Some thoughts,
Like pp have said, it takes a while to actually know who someone is. Why would anyone invite a virtual stranger into their home (especially where there are dc, who are NOT in love with said person). Huge red flag when a male love bombs a woman's dc, huge.
Inviting an actual stranger into your bed!! How can you possibly know whether a stranger poses a threat to you, yet you get naked and vulnerable to them? This is not a judgement on those who want to sleep with complete strangers, if you're an adult you do want you want, but theres no way of knowing if you're isolating yourself with a rapist or worse, just from reading some of the threads of the consequences of this immediately opening to strange men is horrific. Do those who do this feel no fear, not even for a moment, wonder who this stranger is that they're naked with? Might they even just steal from you, or have a nasty unrevealed drug habit, sleep around, have aids, have other bodily fluid borne disease I mean, do these have no filter, just because someone has made themselves 'look good'?
Also, how long does is take to recover from a relationship? Having been through a divorce from a dh I loved wholly yet had to walk away from, I felt I would never find that with someone else and didn't want to look for anyway as I was devastated. How fair is it to approach others when you are emotionally unready?

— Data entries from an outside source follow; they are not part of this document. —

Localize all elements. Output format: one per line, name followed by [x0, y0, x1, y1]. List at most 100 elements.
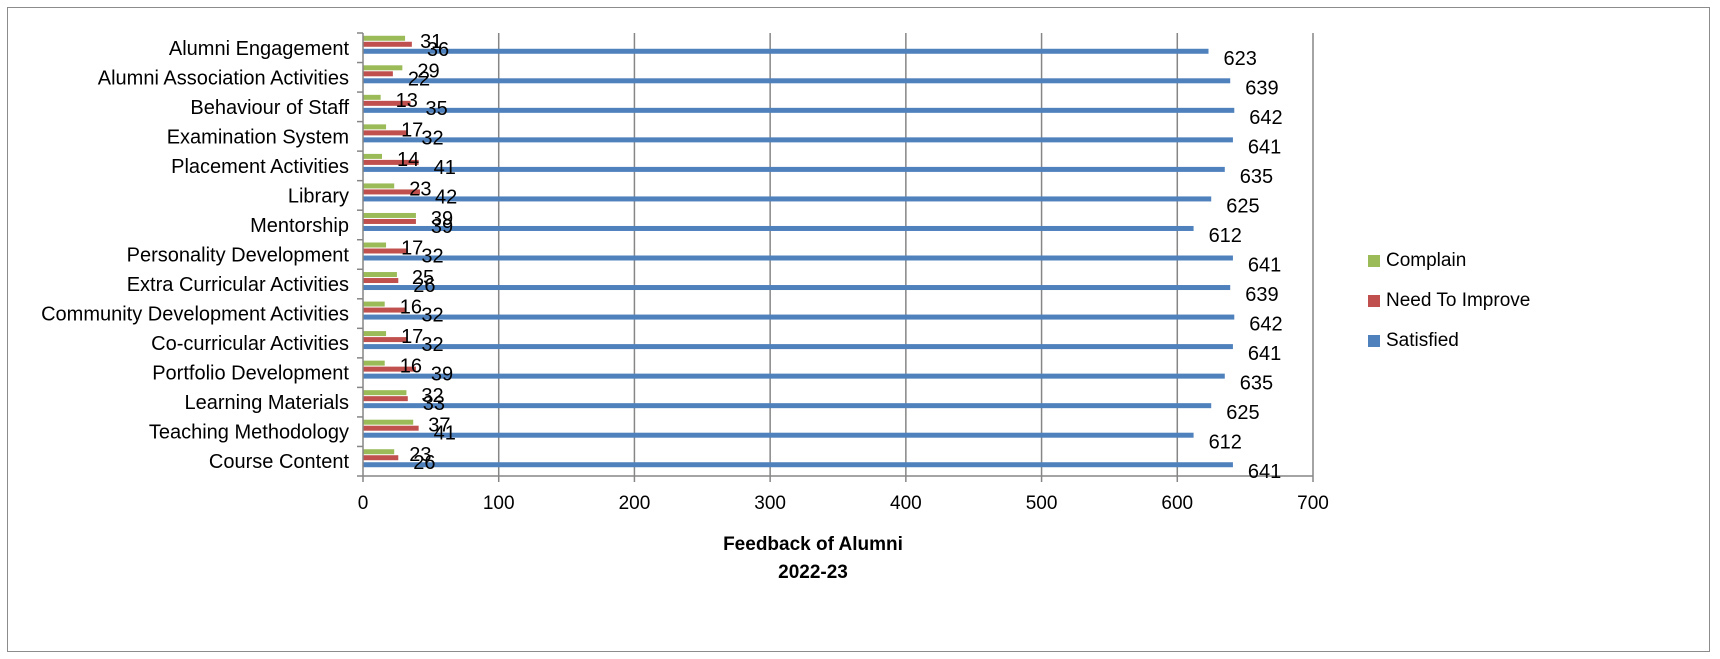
bar-need-to-improve: [363, 248, 407, 254]
legend-swatch: [1368, 335, 1380, 347]
category-label: Extra Curricular Activities: [127, 274, 349, 296]
bar-complain: [363, 390, 407, 396]
bar-complain: [363, 301, 385, 307]
bar-need-to-improve: [363, 159, 419, 165]
data-label: 35: [426, 98, 448, 120]
data-label: 642: [1249, 107, 1282, 129]
gridlines: [497, 33, 1314, 476]
data-label: 29: [417, 60, 439, 82]
data-label: 635: [1240, 373, 1273, 395]
bar-need-to-improve: [363, 307, 407, 313]
bar-complain: [363, 242, 387, 248]
data-label: 22: [408, 68, 430, 90]
data-label: 17: [401, 326, 423, 348]
bar-satisfied: [363, 373, 1225, 379]
data-label: 41: [434, 157, 456, 179]
data-label: 39: [431, 208, 453, 230]
data-label: 639: [1245, 77, 1278, 99]
category-label: Mentorship: [250, 215, 349, 237]
data-label: 32: [421, 246, 443, 268]
data-label: 17: [401, 119, 423, 141]
bar-need-to-improve: [363, 100, 411, 106]
data-label: 23: [409, 178, 431, 200]
bar-complain: [363, 449, 395, 455]
bar-need-to-improve: [363, 425, 419, 431]
data-label: 39: [431, 364, 453, 386]
data-label: 42: [435, 186, 457, 208]
legend: Complain Need To Improve Satisfied: [1368, 250, 1530, 351]
bar-satisfied: [363, 78, 1231, 84]
bar-satisfied: [363, 166, 1225, 172]
category-label: Placement Activities: [171, 156, 349, 178]
bar-complain: [363, 65, 403, 71]
category-label: Library: [288, 185, 349, 207]
bar-satisfied: [363, 225, 1194, 231]
data-label: 26: [413, 275, 435, 297]
bar-satisfied: [363, 344, 1233, 350]
data-label: 13: [396, 90, 418, 112]
bars: [363, 35, 1235, 468]
bar-complain: [363, 212, 416, 218]
data-label: 641: [1248, 343, 1281, 365]
bar-satisfied: [363, 432, 1194, 438]
bar-need-to-improve: [363, 396, 408, 402]
bar-need-to-improve: [363, 189, 420, 195]
bar-need-to-improve: [363, 71, 393, 77]
bar-complain: [363, 360, 385, 366]
bar-need-to-improve: [363, 218, 416, 224]
data-label: 32: [421, 385, 443, 407]
data-label: 14: [397, 149, 419, 171]
x-tick-label: 500: [1026, 493, 1058, 514]
bar-complain: [363, 272, 397, 278]
data-label: 37: [428, 415, 450, 437]
data-label: 32: [421, 127, 443, 149]
data-label: 31: [420, 31, 442, 53]
category-label: Portfolio Development: [152, 363, 349, 385]
data-label: 23: [409, 444, 431, 466]
data-label: 32: [421, 305, 443, 327]
data-label: 36: [427, 39, 449, 61]
category-label: Teaching Methodology: [149, 422, 349, 444]
data-label: 39: [431, 216, 453, 238]
data-label: 639: [1245, 284, 1278, 306]
bar-complain: [363, 124, 387, 130]
bar-complain: [363, 183, 395, 189]
category-label: Alumni Association Activities: [98, 67, 349, 89]
category-label: Course Content: [209, 451, 350, 473]
legend-label: Need To Improve: [1386, 290, 1530, 311]
data-label: 641: [1248, 255, 1281, 277]
x-tick-label: 200: [619, 493, 651, 514]
bar-need-to-improve: [363, 337, 407, 343]
bar-satisfied: [363, 285, 1231, 291]
bar-need-to-improve: [363, 41, 412, 47]
x-tick-label: 0: [358, 493, 369, 514]
bar-complain: [363, 153, 382, 159]
category-label: Learning Materials: [184, 392, 349, 414]
data-label: 635: [1240, 166, 1273, 188]
category-labels: Course Content Teaching Methodology Learni…: [41, 38, 349, 473]
x-axis-title-line: Feedback of Alumni: [723, 534, 903, 555]
legend-swatch: [1368, 295, 1380, 307]
bar-need-to-improve: [363, 455, 399, 461]
category-label: Co-curricular Activities: [151, 333, 349, 355]
chart-area: 23 26 641 37 41 612 32 33 625 16 39 635 17 32 641 16 32 6…: [7, 7, 1710, 652]
data-label: 642: [1249, 314, 1282, 336]
bar-complain: [363, 35, 406, 41]
data-label: 41: [434, 423, 456, 445]
data-label: 641: [1248, 461, 1281, 483]
x-tick-label: 600: [1161, 493, 1193, 514]
x-axis-title: Feedback of Alumni 2022-23: [723, 534, 903, 583]
legend-label: Complain: [1386, 250, 1466, 271]
data-label: 32: [421, 334, 443, 356]
category-label: Alumni Engagement: [169, 38, 350, 60]
data-label: 33: [423, 393, 445, 415]
data-label: 16: [400, 356, 422, 378]
x-tick-label: 700: [1297, 493, 1329, 514]
category-label: Examination System: [167, 126, 349, 148]
bar-satisfied: [363, 314, 1235, 320]
x-axis-title-line: 2022-23: [778, 562, 848, 583]
category-label: Behaviour of Staff: [190, 97, 349, 119]
x-tick-label: 100: [483, 493, 515, 514]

Its not fair to carry over previous unhealed relationship hurts to another person, is it?
The whirl of serial monogamy sounds like the perfect psychopath tbh.
Also, like there's some need to have to be with someone, anyone.
Pp have also said they have a high sex drive, is the implication that they are then allowed to use men to relieve themselves sexually? Not treat them as real people, not get to know who they really are, or care, just use another body for their own sexual relief.
That sounds crass at best.
Its like some have no souls or emotions.
I was interested in the pp who said they made a mistake in marrying someone that they were best friends with. Found that really odd, as my dh was my best friend, confidante, etc. Its been a requirement of my relationships, to have that trust, and connection, and know thats matched by my dp.